Van der Burg is very concerned about the high asylum influx: ‘Something to worry about’

High influx of asylum seekers, closing reception locations and judges who reject the approach to nuisance causes: the setbacks are piling up for State Secretary Van der Burg of Asylum.

Since the beginning of this year, approximately 30 percent more asylum seekers have entered our country every week than in the same period in 2023. “Extremely high,” the State Secretary said in the House of Representatives on Thursday. The influx usually increases further in spring and summer. “This is something to hold on to.”

Because a large reception location in Breda (500 people) will close on Friday, and the one in Biddinghuizen (1,400) will close next week, Van der Burg does not yet know where the Central Agency for the Reception of Asylum Seekers (COA) will take the people next week. “We have made calls to the provincial management tables. We ask cooperation from municipalities to place status holders and asylum seekers in hotels. Three responded. We won’t make it with that.”

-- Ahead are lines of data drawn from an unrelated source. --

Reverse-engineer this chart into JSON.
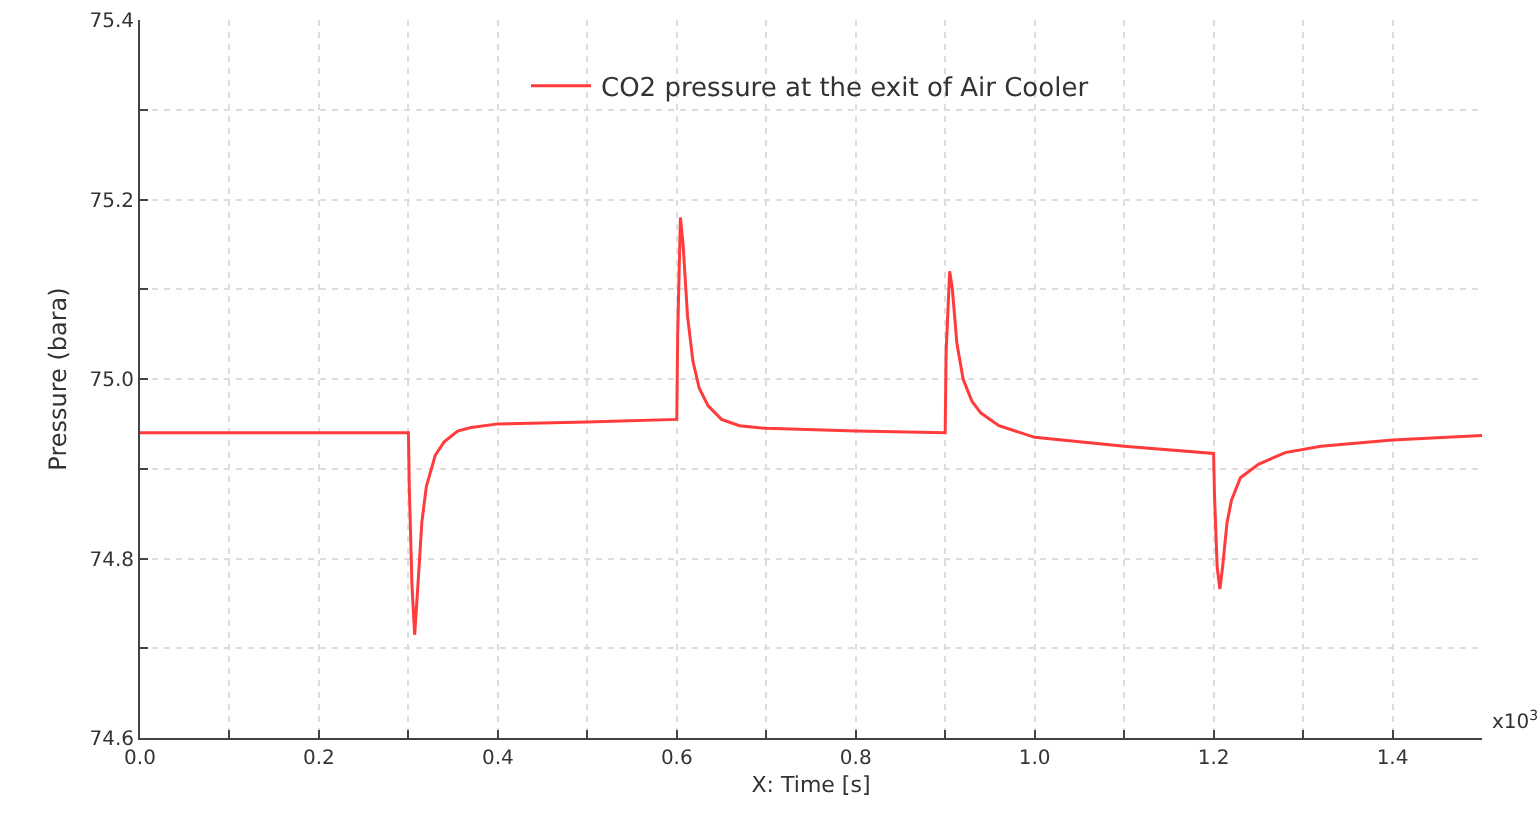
{
  "chart_data": {
    "type": "line",
    "xlabel": "X: Time [s]",
    "ylabel": "Pressure (bara)",
    "annotations": [
      "x10$^{3}$"
    ],
    "series": [
      {
        "name": "CO2 pressure at the exit of Air Cooler",
        "color": "#ff3b3b",
        "x": [
          0,
          0.1,
          0.2,
          0.3,
          0.301,
          0.304,
          0.307,
          0.31,
          0.315,
          0.32,
          0.33,
          0.34,
          0.355,
          0.37,
          0.4,
          0.5,
          0.6,
          0.601,
          0.604,
          0.607,
          0.612,
          0.618,
          0.625,
          0.635,
          0.65,
          0.67,
          0.7,
          0.8,
          0.9,
          0.901,
          0.905,
          0.908,
          0.913,
          0.92,
          0.93,
          0.94,
          0.96,
          1.0,
          1.1,
          1.2,
          1.201,
          1.204,
          1.207,
          1.21,
          1.215,
          1.22,
          1.23,
          1.25,
          1.28,
          1.32,
          1.4,
          1.5
        ],
        "values": [
          74.94,
          74.94,
          74.94,
          74.94,
          74.88,
          74.77,
          74.715,
          74.76,
          74.84,
          74.88,
          74.915,
          74.93,
          74.942,
          74.946,
          74.95,
          74.952,
          74.955,
          75.05,
          75.18,
          75.15,
          75.07,
          75.02,
          74.99,
          74.97,
          74.955,
          74.948,
          74.945,
          74.942,
          74.94,
          75.03,
          75.12,
          75.1,
          75.04,
          75.0,
          74.975,
          74.962,
          74.948,
          74.935,
          74.925,
          74.917,
          74.87,
          74.79,
          74.766,
          74.79,
          74.84,
          74.865,
          74.89,
          74.905,
          74.918,
          74.925,
          74.932,
          74.937
        ]
      }
    ],
    "xlim": [
      0,
      1.5
    ],
    "ylim": [
      74.6,
      75.4
    ],
    "xticks": [
      {
        "value": 0,
        "label": "0.0"
      },
      {
        "value": 0.1,
        "label": null
      },
      {
        "value": 0.2,
        "label": "0.2"
      },
      {
        "value": 0.3,
        "label": null
      },
      {
        "value": 0.4,
        "label": "0.4"
      },
      {
        "value": 0.5,
        "label": null
      },
      {
        "value": 0.6,
        "label": "0.6"
      },
      {
        "value": 0.7,
        "label": null
      },
      {
        "value": 0.8,
        "label": "0.8"
      },
      {
        "value": 0.9,
        "label": null
      },
      {
        "value": 1,
        "label": "1.0"
      },
      {
        "value": 1.1,
        "label": null
      },
      {
        "value": 1.2,
        "label": "1.2"
      },
      {
        "value": 1.3,
        "label": null
      },
      {
        "value": 1.4,
        "label": "1.4"
      }
    ],
    "yticks": [
      74.6,
      {
        "value": 74.7,
        "label": null
      },
      74.8,
      {
        "value": 74.9,
        "label": null
      },
      {
        "value": 75,
        "label": "75.0"
      },
      {
        "value": 75.1,
        "label": null
      },
      75.2,
      {
        "value": 75.3,
        "label": null
      },
      75.4
    ],
    "grid": true,
    "legend": "top",
    "marker": "none",
    "line_style": "solid"
  }
}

There is a good chance that Ter Apel will not remain below 2000

During the committee debate on asylum, Van der Burg initially received compliments that last week he managed to reduce the number of asylum seekers in Ter Apel to less than 2,000. But the State Secretary quickly makes it clear that this is far from a structural solution. “We succeeded because we did something that we should not have done: we brought people back to Biddinghuizen even though we knew that location had to be empty on March 14.”

Although the dispersal law has been passed, provinces and municipalities still have until the end of the year to make plans for new structural asylum seekers’ centers. That offers no relief at the moment. There seems to be a good chance that Ter Apel will no longer be able to accommodate the new arrivals next week, causing the number of 2,000 to be exceeded again.

Bad week due to judge’s rulings

Van der Burg had a bad week anyway. The judge dismissed the nuisance approach with the process availability location (pbl) in Ter Apel. There is no legal basis for the extent to which the freedom of asylum seekers is restricted in that location, the judge said. The pbl is temporarily closed. “The COA is considering an appeal. In the meantime, I am looking at how we can reopen the PBL in some form.” The PBL program may then need to be adjusted. “If it can’t be done the way it should be, then it should be done the way it can be done.”

He will come to Westerwolde a week from Monday to consult with deputy mayor Leendert Klaassen about other measures to combat nuisance and support Ter Apel. The possibilities are limited. Ter Apel’s great desire to spread nuisance perpetrators across the country is ‘extremely difficult’ given the lack of shelters, according to the State Secretary.

Blood from under the nails

The State Secretary is at least as grumpy about the award of compensation to an Iraqi who caused serious nuisance and was placed in isolation in the enforcement and supervision location (htl) in Hoogeveen. “These are people who pull the blood from under the nails of COA employees. People in regular asylum seekers’ centers misbehave so much that they are taken to the HTL and there they misbehave so much that they are put aside. Of course we will appeal here.”

The State Secretary is hitting walls. The injustice of people who abuse the system and terrorize COA employees, local residents and other asylum seekers makes him furious. Or as he puts it: “I am quite passionate about this.” But when he tries to fight injustice, pushing the boundaries of the law, he is pushed back by the legal system itself.

The House does criticize his approach. While GroenLinks-PvdA accuses him of making a constitutional mess and thus not helping the residents of Ter Apel, Forum for Democracy calls on him to simply terminate all those international treaties. But the passion with which Van der Burg expresses his anger about bad apples that frustrate the asylum system evokes respect from left to right.

“I enjoyed the State Secretary,” says Mona Keijzer (BBB).